When you install the Facebook app on your iOS or Android device, you give more tracking abilities to the social network. If you need to access Facebook from your mobile device, it’s better to just use your browser and go to Facebook.com that way.
This keeps Facebook from tracking your location and other key data points without you realizing it.
IoT devices, like Amazon Echo, Google Home, and Apple HomePod are cool and new technology. People are buying them like crazy. What many people don’t realize or care to think about is how much more data they are giving to big tech companies when they bring these devices into their homes.
There have already been issues with these devices sharing information with the wrong people and as more and more people buy them, the privacy implications just grow more serious.
Virtual machines are like using a separate computer, except that they are contained on your computer. If you are using your computer to complete a sensitive task, or one where the privacy implications are higher, virtual machines can isolate it from other privacy threats on your normal computer.
Public Wi-Fi is a great convenience but it can also be a threat to your privacy.
There is a misconception that privacy is mostly a threat on your computer. But because of the complexity and capabilities of smartphones, there are many, if not more, privacy threats on your phone than on your computer. One of these being location tracking. Because we’re more likely to carry our phones with us at all times, that gives companies considerably more information to collect.
This one could be a no-brainer but you shouldn’t download files or programs from a website that you’re unfamiliar with. These files could contain malware or viruses. These unwanted programs could then be running malware in the background on your computer and collecting your private data without your knowledge.
The term “hacker” is definitely overused to the point that the term’s meaning is a bit cloudy. However, hackers are individuals trying to gain access to your information for personal or political gain. These cyber-criminals use a number of methods but their motivation is mainly getting your financial information, passwords, or social security number. They then use this information for identity theft or to access your bank accounts.
Much of the internet is built around advertising. To make their ads more effective or to get insight into how you interact with their websites, companies and businesses use the massive amounts of data they collect.
Google operates the largest advertising network in the world. With its analytics software and advertisements on a majority of the internet’s websites, Google knows a lot about you. If the idea of one company knowing most of what you do on the internet makes you uncomfortable, you are not alone.

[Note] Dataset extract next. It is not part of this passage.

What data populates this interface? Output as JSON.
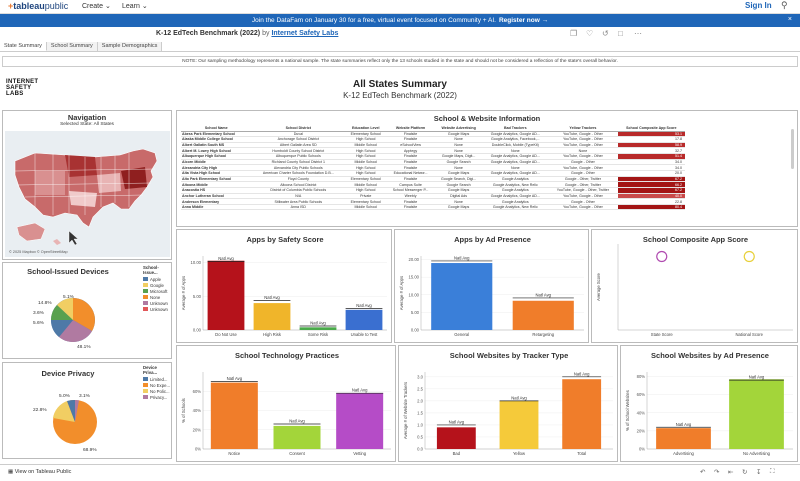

Unfortunately, governments around the world have decided they need to track their citizens on the internet and through other means. Edward Snowden revealing the NSA’s surveillance methods shocked many people. In countries under authoritarian regimes, this is sadly the norm.
The companies who provide internet service also monitor how people use the web. Congress passed a bill that allows ISPs to sell data about their user’s habits on the internet. This could lead to your browsing data ending up in third parties’ hands. ISPs can arguably access the most information about you because they see all of your internet activity, not just the browsing on specific websites.
Privacy and security on the internet are constantly evolving. What keeps you safe now may totally change tomorrow. Because the internet is an open platform, new threats emerge all the time. Technology and opinions surrounding it are constantly changing. It’s important to get second (and third) opinions on the products you use and the protection measures you take.
Your privacy is in your hands. Good luck!